Si algo se puede afirmar con alguna certeza acerca de las
dificultades que están pasando las fuerzas progresistas en América Latina, es que esos problemas se asientan en el hecho de que sus
gobiernos no enfrentaron ni la cuestión de la Constitución ni la de la
hegemonía. En el caso de Brasil, este hecho es particularmente
dramático. Y explica en parte que los enormes avances sociales de los
gobiernos de la época de Lula sean ahora tan fácilmente reducidos a
meros expedientes populistas y oportunistas, incluso por parte de sus
beneficiarios.
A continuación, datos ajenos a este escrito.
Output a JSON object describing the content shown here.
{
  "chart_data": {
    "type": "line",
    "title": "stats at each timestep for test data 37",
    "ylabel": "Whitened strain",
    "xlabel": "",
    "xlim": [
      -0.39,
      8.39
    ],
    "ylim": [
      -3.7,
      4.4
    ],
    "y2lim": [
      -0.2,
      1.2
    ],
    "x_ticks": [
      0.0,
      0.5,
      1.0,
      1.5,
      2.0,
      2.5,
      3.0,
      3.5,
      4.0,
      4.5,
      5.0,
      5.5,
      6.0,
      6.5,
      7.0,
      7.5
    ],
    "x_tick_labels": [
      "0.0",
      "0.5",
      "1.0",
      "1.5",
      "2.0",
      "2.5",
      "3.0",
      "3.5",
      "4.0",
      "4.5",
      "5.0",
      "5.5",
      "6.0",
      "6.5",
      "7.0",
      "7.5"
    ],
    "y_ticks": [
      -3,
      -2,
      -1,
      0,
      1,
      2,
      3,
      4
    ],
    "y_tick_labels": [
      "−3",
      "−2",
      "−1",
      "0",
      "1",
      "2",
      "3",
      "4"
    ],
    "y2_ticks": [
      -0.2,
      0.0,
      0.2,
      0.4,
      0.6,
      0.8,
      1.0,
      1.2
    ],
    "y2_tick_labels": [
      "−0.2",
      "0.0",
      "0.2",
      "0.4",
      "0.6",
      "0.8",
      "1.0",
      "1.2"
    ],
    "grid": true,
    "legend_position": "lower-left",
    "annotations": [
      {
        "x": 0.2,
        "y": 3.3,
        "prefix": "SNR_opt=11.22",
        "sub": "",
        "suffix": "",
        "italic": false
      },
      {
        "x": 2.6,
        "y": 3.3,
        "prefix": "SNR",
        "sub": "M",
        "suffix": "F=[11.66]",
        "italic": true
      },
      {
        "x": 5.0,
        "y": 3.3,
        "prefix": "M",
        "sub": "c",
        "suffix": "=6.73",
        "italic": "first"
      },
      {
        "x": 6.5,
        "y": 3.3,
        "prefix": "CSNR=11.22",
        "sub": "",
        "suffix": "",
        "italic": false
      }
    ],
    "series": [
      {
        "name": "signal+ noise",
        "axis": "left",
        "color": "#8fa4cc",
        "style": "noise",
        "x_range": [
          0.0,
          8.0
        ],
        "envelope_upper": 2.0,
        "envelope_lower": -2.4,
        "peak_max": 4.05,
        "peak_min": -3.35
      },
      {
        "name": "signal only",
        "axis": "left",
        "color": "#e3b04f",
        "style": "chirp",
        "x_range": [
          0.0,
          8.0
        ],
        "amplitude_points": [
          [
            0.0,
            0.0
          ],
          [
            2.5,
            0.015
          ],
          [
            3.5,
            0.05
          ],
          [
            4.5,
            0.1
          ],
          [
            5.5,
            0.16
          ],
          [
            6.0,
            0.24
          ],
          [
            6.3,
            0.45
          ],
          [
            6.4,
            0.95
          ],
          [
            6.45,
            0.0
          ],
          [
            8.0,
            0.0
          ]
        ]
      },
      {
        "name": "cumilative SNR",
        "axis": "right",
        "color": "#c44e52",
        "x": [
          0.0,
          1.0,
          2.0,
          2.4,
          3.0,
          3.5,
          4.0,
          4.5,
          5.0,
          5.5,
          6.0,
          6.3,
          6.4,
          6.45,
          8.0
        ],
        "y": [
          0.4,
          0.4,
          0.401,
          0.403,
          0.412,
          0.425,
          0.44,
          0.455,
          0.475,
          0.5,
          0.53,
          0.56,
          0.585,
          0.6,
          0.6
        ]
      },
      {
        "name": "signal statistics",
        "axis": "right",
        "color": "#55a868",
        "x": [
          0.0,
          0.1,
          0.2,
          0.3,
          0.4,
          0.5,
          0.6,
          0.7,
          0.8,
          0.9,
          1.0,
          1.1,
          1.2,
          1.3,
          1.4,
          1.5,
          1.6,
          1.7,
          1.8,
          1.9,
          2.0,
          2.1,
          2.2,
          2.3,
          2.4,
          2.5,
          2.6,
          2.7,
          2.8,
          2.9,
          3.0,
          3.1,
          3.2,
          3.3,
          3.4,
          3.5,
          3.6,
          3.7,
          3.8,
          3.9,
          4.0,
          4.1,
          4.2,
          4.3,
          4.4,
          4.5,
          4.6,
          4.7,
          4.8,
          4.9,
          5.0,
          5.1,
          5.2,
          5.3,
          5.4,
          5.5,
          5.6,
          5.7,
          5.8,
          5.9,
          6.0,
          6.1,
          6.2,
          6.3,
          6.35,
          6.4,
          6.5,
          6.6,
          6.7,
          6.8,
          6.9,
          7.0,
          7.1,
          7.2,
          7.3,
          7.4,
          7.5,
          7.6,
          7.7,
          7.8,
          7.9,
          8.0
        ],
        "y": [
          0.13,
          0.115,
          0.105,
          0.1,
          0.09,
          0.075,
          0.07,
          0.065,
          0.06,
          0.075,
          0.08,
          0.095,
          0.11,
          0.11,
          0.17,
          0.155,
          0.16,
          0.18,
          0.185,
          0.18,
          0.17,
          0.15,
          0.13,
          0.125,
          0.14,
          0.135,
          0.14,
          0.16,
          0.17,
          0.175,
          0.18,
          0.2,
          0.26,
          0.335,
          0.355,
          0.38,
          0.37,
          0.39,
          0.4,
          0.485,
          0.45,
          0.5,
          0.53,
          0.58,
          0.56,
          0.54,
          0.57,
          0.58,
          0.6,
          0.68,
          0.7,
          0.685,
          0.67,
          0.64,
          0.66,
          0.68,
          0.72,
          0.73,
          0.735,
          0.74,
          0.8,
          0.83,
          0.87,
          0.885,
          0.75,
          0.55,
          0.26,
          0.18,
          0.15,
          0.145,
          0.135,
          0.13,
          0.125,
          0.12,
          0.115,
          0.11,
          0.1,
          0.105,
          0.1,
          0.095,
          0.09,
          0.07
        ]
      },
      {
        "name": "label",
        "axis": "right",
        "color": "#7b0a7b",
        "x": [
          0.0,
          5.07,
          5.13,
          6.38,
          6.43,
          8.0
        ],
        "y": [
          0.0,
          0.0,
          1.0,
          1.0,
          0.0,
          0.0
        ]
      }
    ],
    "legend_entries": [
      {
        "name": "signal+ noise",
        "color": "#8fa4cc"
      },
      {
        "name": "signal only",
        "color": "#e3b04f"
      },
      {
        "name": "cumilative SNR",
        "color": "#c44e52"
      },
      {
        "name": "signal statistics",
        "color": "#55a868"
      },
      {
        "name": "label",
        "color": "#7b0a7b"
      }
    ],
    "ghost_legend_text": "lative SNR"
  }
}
Explica también que los muchos errores cometidos (para
comenzar, haber desistido de la reforma política y de la regulación de
los medios de comunicación, algunos de los cuales dejan heridas abiertas
en grupos sociales importantes, tan diversos como los campesinos sin
tierra ni reforma agraria, los jóvenes negros víctimas de racismo, los
pueblos indígenas ilegalmente expulsados de sus territorios ancestrales,
pueblos indígenas y quilombolas con reservas homologadas pero
engavetadas, militarización de las periferias de las grandes ciudades,
poblaciones rurales envenenadas por agrotóxicos, etcétera) no sean
considerados errores, sino que sean omitidos y hasta convertidos en
virtudes políticas o, al menos, sean aceptados como consecuencias
inevitables de un gobierno realista y desarrollista.
Las tareas
incumplidas de la Constitución y de la hegemonía explican también que la
condena de la tentación capitalista por gobiernos de izquierda se
centre en la corrupción y, por tanto, en la inmoralidad e ilegalidad del
capitalismo, no en la injusticia sistemática de un sistema de
dominación que se puede realizar en perfecto cumplimiento de la
legalidad y la moralidad capitalistas.